In the first line, there's also the elegantly ambiguous use of kih . It might be a substitute for 'or', as in (1a). Alternatively, it could introduce a separate clause-- in this case, an explanation for the identification of the mirror, as in (1b). And then there's the third possibility, of reading the beginning of the line as an imperative-- 'be a mirror!', as in (1c).

And what a lot of shifting mutual point-counterpoint relationships! 'Hidden secrets' are somehow (how? why?), paradoxically, 'self-displaying'. But above all there's the protean, multivalent word .suurat (see the definition above), which can mean 'face, form' (so that it is in a sense the opposite of a 'mirror'), but can also mean 'semblance, image' (so that it might be similar to a mirror). Then, .suurat can mean 'appearance, aspect' (so that it is in a sense the opposite of 'meaning'), but can also refer to 'specific character, essence' (so that it comes very close to some of the senses of ma((nii ).

Our Urdu poetry group also liked (Sept. 2022) the insertion of an izafat in the second line, to make raaz-e nihaan-e ;haq me;N , 'in the hidden secrets of truth/reality'. This makes the line sound more 'flowing', but sacrifices the extra layer of complexity provided by the phrase ;haq me;N .

Then of course we are still left to figure out for ourselves how the two abstraction-filled lines are related to each other.

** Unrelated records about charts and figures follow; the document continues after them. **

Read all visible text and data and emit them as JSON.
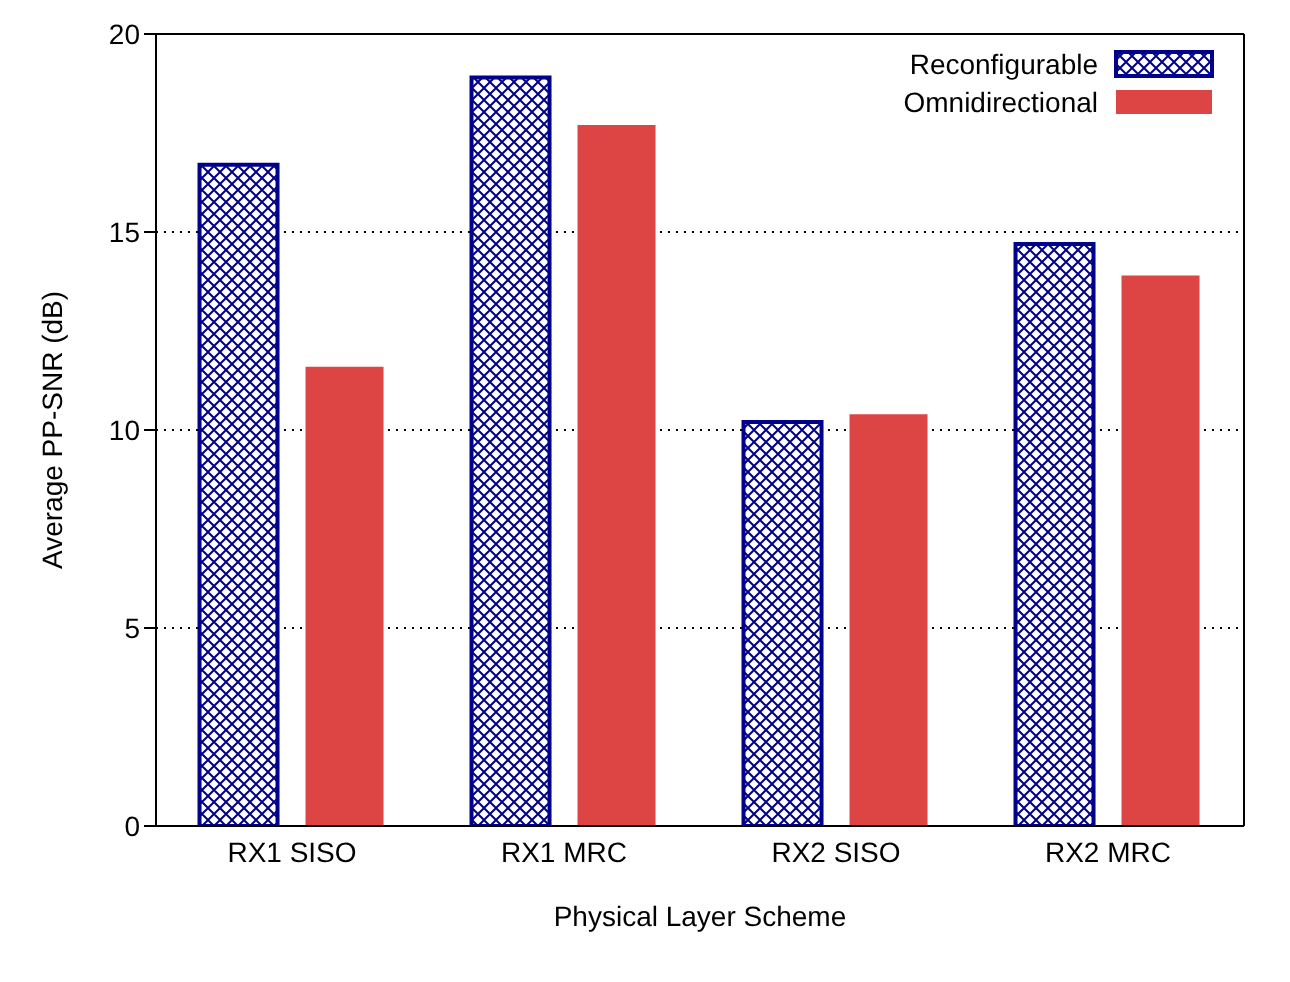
{
  "chart_data": {
    "type": "bar",
    "xlabel": "Physical Layer Scheme",
    "ylabel": "Average PP-SNR (dB)",
    "categories": [
      "RX1 SISO",
      "RX1 MRC",
      "RX2 SISO",
      "RX2 MRC"
    ],
    "series": [
      {
        "name": "Reconfigurable",
        "color": "#00008b",
        "values": [
          16.7,
          18.9,
          10.2,
          14.7
        ]
      },
      {
        "name": "Omnidirectional",
        "color": "#dd4444",
        "values": [
          11.6,
          17.7,
          10.4,
          13.9
        ]
      }
    ],
    "ylim": [
      0,
      20
    ],
    "yticks": [
      0,
      5,
      10,
      15,
      20
    ],
    "grid": "y",
    "legend": "top right"
  }
}
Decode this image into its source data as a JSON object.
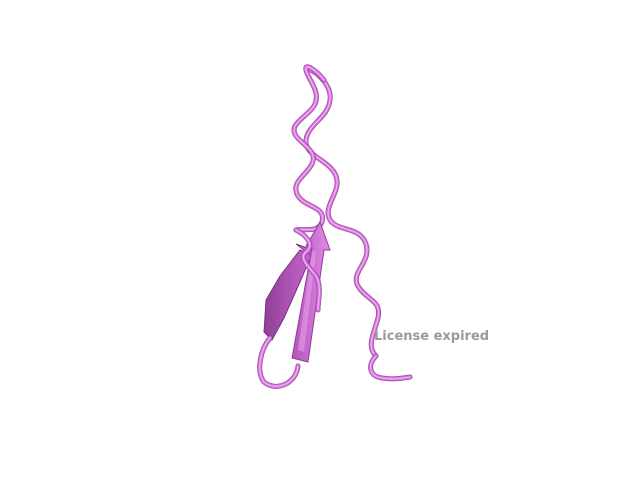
{
  "viewer": {
    "background_color": "#ffffff",
    "structure_color": "#d673dc",
    "structure_shadow_color": "#9a4aa2",
    "structure_highlight_color": "#f0b3f2",
    "representation": "cartoon",
    "watermark": "License expired"
  }
}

If we multiply all these possibilities together, think of all the permutations that can arise, when combined with the 'kya effect' in the second line. But here it's also kind of a 'cheap thrills' tactic-- take a short-meter verse, fill it ('brimful'!) with cryptic, paradoxically juxtaposed abstractions, and how could you not have a kind of 'meaning-machine'? But the best verses of this kind also have the jolt of something specific, some kind of a punch, at their heart. This verse notably lacks any such 'hook'.